La atestación válida obliga a revisar más que una firma
ChainDrop atravesó controles que habrían detenido publicaciones sin firma porque las versiones iniciales salieron de flujos legítimos de GitHub Actions. El episodio muestra el límite preciso de la procedencia criptográfica: puede vincular un artefacto con su fuente y su proceso de construcción, pero necesita controles adicionales para detectar un commit malicioso dentro de un repositorio ya confiable.
Las defensas que proponen los investigadores incluyen imponer una antigüedad mínima antes de adoptar lanzamientos nuevos, restringir scripts de instalación, fijar dependencias por versión e integridad, vigilar cambios directos en ramas protegidas y mantener un inventario de lo que realmente ejecutan los runners. En este caso, un periodo de espera de varios días habría dejado fuera casi todas las versiones contaminadas, publicadas y detectadas en cuestión de horas.

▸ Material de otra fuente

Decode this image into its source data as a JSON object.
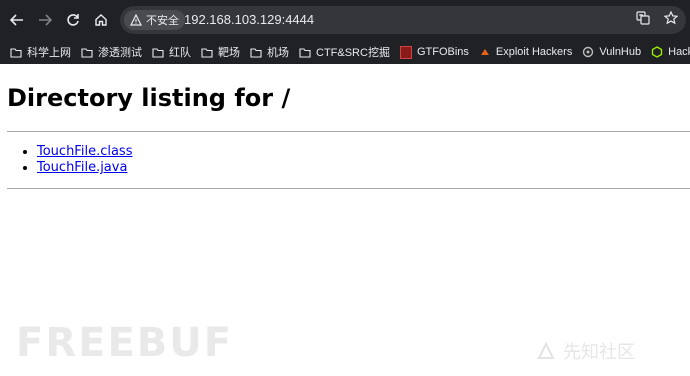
{
  "browser": {
    "security_label": "不安全",
    "url": "192.168.103.129:4444",
    "bookmarks": [
      {
        "label": "科学上网",
        "icon": "folder-icon"
      },
      {
        "label": "渗透测试",
        "icon": "folder-icon"
      },
      {
        "label": "红队",
        "icon": "folder-icon"
      },
      {
        "label": "靶场",
        "icon": "folder-icon"
      },
      {
        "label": "机场",
        "icon": "folder-icon"
      },
      {
        "label": "CTF&SRC挖掘",
        "icon": "folder-icon"
      },
      {
        "label": "GTFOBins",
        "icon": "gtfobins-icon"
      },
      {
        "label": "Exploit Hackers",
        "icon": "exploit-icon"
      },
      {
        "label": "VulnHub",
        "icon": "vulnhub-icon"
      },
      {
        "label": "Hack Th",
        "icon": "hack-the-box-icon"
      }
    ]
  },
  "page": {
    "title": "Directory listing for /",
    "files": [
      "TouchFile.class",
      "TouchFile.java"
    ]
  },
  "watermarks": {
    "left": "FREEBUF",
    "right": "先知社区"
  }
}
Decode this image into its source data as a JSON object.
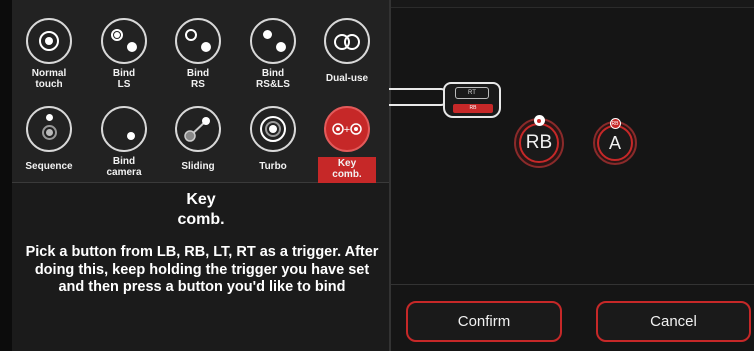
{
  "modes": [
    {
      "label_lines": [
        "Normal",
        "touch"
      ],
      "icon": "normal-touch-icon"
    },
    {
      "label_lines": [
        "Bind",
        "LS"
      ],
      "icon": "bind-ls-icon"
    },
    {
      "label_lines": [
        "Bind",
        "RS"
      ],
      "icon": "bind-rs-icon"
    },
    {
      "label_lines": [
        "Bind",
        "RS&LS"
      ],
      "icon": "bind-rs-ls-icon"
    },
    {
      "label_lines": [
        "Dual-use"
      ],
      "icon": "dual-use-icon"
    },
    {
      "label_lines": [
        "Sequence"
      ],
      "icon": "sequence-icon"
    },
    {
      "label_lines": [
        "Bind",
        "camera"
      ],
      "icon": "bind-camera-icon"
    },
    {
      "label_lines": [
        "Sliding"
      ],
      "icon": "sliding-icon"
    },
    {
      "label_lines": [
        "Turbo"
      ],
      "icon": "turbo-icon"
    },
    {
      "label_lines": [
        "Key",
        "comb."
      ],
      "icon": "key-comb-icon",
      "selected": true
    }
  ],
  "description": {
    "title_line1": "Key",
    "title_line2": "comb.",
    "text": "Pick a button from LB, RB, LT, RT as a trigger. After doing this, keep holding the trigger you have set and then press a button you'd like to bind"
  },
  "controller": {
    "rt_label": "RT",
    "rb_label": "RB"
  },
  "preview_buttons": {
    "trigger": "RB",
    "bound": "A",
    "bound_badge": "RB"
  },
  "actions": {
    "confirm": "Confirm",
    "cancel": "Cancel"
  },
  "colors": {
    "accent": "#c62828",
    "panel": "#1b1b1b",
    "background": "#151515"
  }
}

El conteo puede seguir moviéndose mientras npm y los mantenedores terminan la limpieza. Al corte de las 16:20 UTC, la medida comprobada era de 435 paquetes y 1,557 versiones. El dato más incómodo permanece fijo: el malware llegó con una atestación válida emitida por un flujo legítimo, así que verificar la firma de un paquete ya no basta para confiar en el cambio que esa firma transporta.